ISLAMABAD: The federal government on Thursday approved the grant of Rs480 million for paying salaries to over 16,500 employees of Pakistan Steel Mills (PSM) ahead of Eidul Fitr.
Finance Minister Ishaq Dar gave the anticipatory approval in his capacity as Chairman Economic Coordination Committee (ECC) of the Cabinet, as the formal approval could not be obtained due to his absence from the country.
Dar is currently in Saudi Arabia along with Prime Minister Nawaz Sharif. The formal approval of the ECC will be obtained after his return.
The amount has been approved to pay the salaries for the month of April while the salaries for the month of May and June will be paid later.
“The decision has been taken on humanitarian grounds with a view to enable employees and families of PSM to take part in Eidul fitr festivities,” according to a handout issued by the Ministry of Finance.
The summary to extend the grant was moved by the Privatisation Commission (PC). PSM is on government’s active list of privatisation and under the Privatisation Ordinance, the administrative control of any such entity rests with the Commission.
However, the PC is unable to exercise this right over Pakistan International Airlines.
With the fresh injection, the PML-N government has given over Rs20 billion to the ailing industrial unit in last two years. It had initially approved Rs18.5 billion bailout programme on the promise that the PSM will achieve 77% production capacity from January 2015.
This target was never achieved and the entity’s production capacity has lately dropped to zero after it could not settle gas dues with Sui Southern Gas Company Limited. The SSGC has cut the gas supplies after payables increased to Rs35 billion.
The gas supplies are expected to resume at full pressure from next Wednesday after the PSM management assured the Ministry of Petroleum that it will clear the current gas dues at the end of every month, said PC Chairman Mohammad Zubair while talking to The Express Tribune.
He said the issue of paying past arrears will be settled separately, as the government was in process of privatising the entity in the next six to seven months.
The PSM consumed Rs19 billion worth of gas since March last year. However, its sales were less than half of the total gas bill, which increased the outstanding dues to Rs35 billion.
The PSM has approximately Rs9 billion inventories, which is also a matter of concern.
To review the affairs, a meeting was held this week in Karachi, attended by the financial advisers, hired to privatise the entity and other senior government functionaries.
“We are expecting to finalise the transaction structure of the PSM in the next two weeks”, said Zubair, hoping that the transaction will be completed within this fiscal year.
“So far no decision has been taken on treating liabilities of PSM,” he added.
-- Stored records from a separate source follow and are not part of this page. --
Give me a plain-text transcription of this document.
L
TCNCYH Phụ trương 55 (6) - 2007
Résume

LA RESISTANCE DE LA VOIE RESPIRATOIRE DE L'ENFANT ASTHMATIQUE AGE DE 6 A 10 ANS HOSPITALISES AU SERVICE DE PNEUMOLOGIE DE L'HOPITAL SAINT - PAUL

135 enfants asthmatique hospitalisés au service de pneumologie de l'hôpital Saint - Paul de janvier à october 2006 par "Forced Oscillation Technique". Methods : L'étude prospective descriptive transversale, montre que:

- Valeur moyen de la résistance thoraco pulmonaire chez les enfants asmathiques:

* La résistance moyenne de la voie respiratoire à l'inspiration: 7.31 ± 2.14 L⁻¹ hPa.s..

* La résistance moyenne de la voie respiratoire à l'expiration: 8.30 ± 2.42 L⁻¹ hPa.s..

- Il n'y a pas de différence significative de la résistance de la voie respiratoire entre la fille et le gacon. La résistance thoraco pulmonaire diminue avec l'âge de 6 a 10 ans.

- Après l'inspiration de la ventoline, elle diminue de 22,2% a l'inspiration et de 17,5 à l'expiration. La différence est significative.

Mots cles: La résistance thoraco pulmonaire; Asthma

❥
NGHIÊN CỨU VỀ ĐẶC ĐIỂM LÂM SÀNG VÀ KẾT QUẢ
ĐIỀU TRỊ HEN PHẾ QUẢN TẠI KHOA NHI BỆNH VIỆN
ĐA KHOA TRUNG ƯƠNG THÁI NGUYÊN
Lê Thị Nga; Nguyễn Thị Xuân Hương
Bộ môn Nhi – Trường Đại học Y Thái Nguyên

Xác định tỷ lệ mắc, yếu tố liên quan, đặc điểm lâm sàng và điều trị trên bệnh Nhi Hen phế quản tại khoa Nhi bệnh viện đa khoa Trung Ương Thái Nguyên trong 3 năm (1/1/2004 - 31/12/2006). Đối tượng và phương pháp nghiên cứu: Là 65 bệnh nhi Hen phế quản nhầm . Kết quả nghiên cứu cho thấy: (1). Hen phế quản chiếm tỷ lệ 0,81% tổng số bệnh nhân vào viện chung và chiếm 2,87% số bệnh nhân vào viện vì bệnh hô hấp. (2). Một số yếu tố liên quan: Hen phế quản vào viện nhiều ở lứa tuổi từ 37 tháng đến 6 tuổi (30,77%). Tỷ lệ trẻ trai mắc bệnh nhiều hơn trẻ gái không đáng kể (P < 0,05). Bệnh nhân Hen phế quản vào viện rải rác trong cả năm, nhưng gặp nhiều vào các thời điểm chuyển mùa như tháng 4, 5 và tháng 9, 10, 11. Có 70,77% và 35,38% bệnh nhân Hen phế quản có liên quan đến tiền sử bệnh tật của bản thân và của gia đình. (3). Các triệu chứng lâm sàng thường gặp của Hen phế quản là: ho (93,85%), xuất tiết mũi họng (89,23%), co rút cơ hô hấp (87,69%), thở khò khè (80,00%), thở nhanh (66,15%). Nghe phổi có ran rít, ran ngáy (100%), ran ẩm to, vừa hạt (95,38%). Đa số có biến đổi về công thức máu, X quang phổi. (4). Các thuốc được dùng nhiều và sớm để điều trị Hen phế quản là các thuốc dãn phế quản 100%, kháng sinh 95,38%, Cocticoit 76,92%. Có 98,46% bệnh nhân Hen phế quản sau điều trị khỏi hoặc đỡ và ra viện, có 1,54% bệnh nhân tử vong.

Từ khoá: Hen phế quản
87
The options were whether to park the PSM liabilities somewhere else or retain them on the books.
The transaction structure is expected to be presented to Cabinet Committee on Privatisation by mid-August and an Expression of Interest (EOI) to invite prospective bidders may be issued in September, the chairman said.
However, Zubair maintained that it was one of the most complex transactions in terms of its financial conditions and the political sensitivities attached with its privatisation.
The International Monetary Fund (IMF) has set December 2015 as deadline for the PSM privatisation but Zubair said the deadline was subject to the prevailing circumstances.
Published in The Express Tribune, July 17th, 2015.